While it is more than aspirational to expect the average consumer to start producing Thornton-style magic at home, Donal Skehan’s recipes are well within the reach of the masses. Give that young man a chicken and he’ll give you several days worth of easily made dinners, with a herby roast chicken providing the basis for subsequent pasta and noodle-based dishes, as well as chicken stock. It’s not a bad place to start if you want to become cannier about using all that is available to you, foodwise.
When all is said and done, though, I can’t help but wonder how much impact the Stop Food Waste campaign will really have. It is all very well to provide waste-aware tips and recipes, but the elephant in the room is the still-common perception that food is, and should be, a cheaply available commodity.
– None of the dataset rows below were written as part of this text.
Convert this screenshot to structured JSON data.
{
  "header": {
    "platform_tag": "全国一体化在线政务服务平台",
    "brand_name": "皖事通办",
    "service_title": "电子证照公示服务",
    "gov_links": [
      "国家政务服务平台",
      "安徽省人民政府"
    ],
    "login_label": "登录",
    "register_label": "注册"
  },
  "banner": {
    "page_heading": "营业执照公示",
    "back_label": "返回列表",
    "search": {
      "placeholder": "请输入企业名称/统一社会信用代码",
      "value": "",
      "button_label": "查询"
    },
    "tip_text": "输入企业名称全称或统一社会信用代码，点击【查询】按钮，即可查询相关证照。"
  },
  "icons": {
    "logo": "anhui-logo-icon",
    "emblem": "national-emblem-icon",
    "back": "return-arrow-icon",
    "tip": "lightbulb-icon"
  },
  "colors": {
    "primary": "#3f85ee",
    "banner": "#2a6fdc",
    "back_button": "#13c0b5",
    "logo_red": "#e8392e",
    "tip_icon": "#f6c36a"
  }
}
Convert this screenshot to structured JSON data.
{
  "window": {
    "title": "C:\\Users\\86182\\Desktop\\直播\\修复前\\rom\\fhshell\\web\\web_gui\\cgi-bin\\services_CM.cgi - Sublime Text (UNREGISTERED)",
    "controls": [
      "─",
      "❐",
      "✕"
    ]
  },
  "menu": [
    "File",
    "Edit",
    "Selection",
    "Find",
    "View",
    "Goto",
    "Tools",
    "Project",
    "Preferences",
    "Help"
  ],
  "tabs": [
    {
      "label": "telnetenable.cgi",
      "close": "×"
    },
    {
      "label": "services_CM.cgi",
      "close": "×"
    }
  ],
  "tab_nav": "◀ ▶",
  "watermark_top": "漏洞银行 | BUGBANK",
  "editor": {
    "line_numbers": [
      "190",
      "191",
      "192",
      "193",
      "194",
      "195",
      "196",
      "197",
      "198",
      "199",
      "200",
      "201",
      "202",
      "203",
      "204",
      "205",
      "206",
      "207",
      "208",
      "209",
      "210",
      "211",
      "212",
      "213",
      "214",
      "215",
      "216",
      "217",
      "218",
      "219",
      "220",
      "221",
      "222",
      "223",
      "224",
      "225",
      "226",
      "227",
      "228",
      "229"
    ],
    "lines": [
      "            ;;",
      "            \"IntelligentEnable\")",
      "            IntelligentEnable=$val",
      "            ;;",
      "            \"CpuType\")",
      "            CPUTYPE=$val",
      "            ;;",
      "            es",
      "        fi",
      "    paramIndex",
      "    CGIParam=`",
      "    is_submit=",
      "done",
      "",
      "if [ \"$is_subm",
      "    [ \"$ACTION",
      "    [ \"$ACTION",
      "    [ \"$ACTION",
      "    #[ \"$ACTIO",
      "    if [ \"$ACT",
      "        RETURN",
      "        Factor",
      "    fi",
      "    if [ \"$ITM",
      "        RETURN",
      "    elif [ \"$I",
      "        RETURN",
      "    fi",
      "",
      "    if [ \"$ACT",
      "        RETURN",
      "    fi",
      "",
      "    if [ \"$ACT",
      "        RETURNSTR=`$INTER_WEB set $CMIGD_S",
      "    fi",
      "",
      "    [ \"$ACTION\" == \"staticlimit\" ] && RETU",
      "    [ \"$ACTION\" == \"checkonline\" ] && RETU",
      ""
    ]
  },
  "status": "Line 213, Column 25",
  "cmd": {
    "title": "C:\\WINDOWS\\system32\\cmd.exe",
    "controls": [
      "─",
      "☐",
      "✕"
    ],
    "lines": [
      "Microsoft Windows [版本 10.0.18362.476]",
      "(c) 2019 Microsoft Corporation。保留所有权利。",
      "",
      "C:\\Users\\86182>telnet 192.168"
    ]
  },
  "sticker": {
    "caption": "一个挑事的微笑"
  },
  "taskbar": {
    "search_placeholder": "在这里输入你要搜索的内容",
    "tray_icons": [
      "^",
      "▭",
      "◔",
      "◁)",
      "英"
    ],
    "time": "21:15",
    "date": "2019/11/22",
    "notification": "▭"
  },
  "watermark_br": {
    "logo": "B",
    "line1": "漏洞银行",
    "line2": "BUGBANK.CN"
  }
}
It is something that comes to us conveniently packaged and is, ultimately, disposable. As we grow ever more distant from the source of our food, its real value to us becomes diminished. So perhaps we pay less attention than we should to getting the most out of the food we have. If we had a real connection to the people producing our food or if, indeed, we were producing it ourselves, we would be far less inclined to waste a single scrap.
Quick Asian Noodle Soup
This is adapted from one of the recipes demonstrated by Donal Skehan at the Stop Food Waste launch and is based, he told us, on the idea of instant noodle pots as made by Hugh Fearnley-Whittingstall – a homemade (and significantly healthier) alternative to the pot noodle.
The execution couldn’t be simpler: soften some rice noodles with boiling water or stock, stir in your flavourings, vegetables and other ingredients et voilà. Of course it’s a good idea to chop or otherwise prepare and assemble all of the ingredients before you pour the water or stock over your noodles so that you can add them quickly without things getting too cold.
- 1 tblsp dark soy sauce
- 1 tsp fish sauce
- 1.5 tsp honey
- 4 tsp lime juice
- 1 tsp tomato purée
- 0.5 tsp toasted sesame oil
- 1 tsp grated root ginger
- 1 clove garlic, grated
- 50g fine rice noodles
- 350ml boiling water or use chicken or vegetable stock
- 3 spring onions, finely sliced
- 3 tblsp chopped fresh coriander
- finely sliced fresh red chilli to taste (optional)
- approx. 75g Chinese cabbage (i.e. napa cabbage), finely shredded
You’ll also need:
- A pyrex or other heatproof bowl for putting the soup together.
- In a small bowl, mix together the soy sauce, fish sauce, honey, lime juice, tomato purée, toasted sesame oil, grated ginger and grated garlic.
- Place the noodles in your heatproof bowl and pour over the boiling water or stock.
- When the noodles are soft (probably around 2 minutes or so) stir in the soy sauce mixture along with the spring onions, chopped coriander and sliced chilli (if using), reserving some spring onions and coriander for garnish. Finally stir in the shredded Chinese cabbage. Serve scattered with the reserved spring onion and coriander.
- There are many things that you could stir into this as the mood takes you: shredded cooked chicken or pork; cooked prawns; or a plain 1-egg omelette, cut into ribbons. Lightly steamed slices of broccoli and/or mange tout would also work well, as would crushed toasted peanuts.
- One substantial portion of noodle soup or two smaller ones.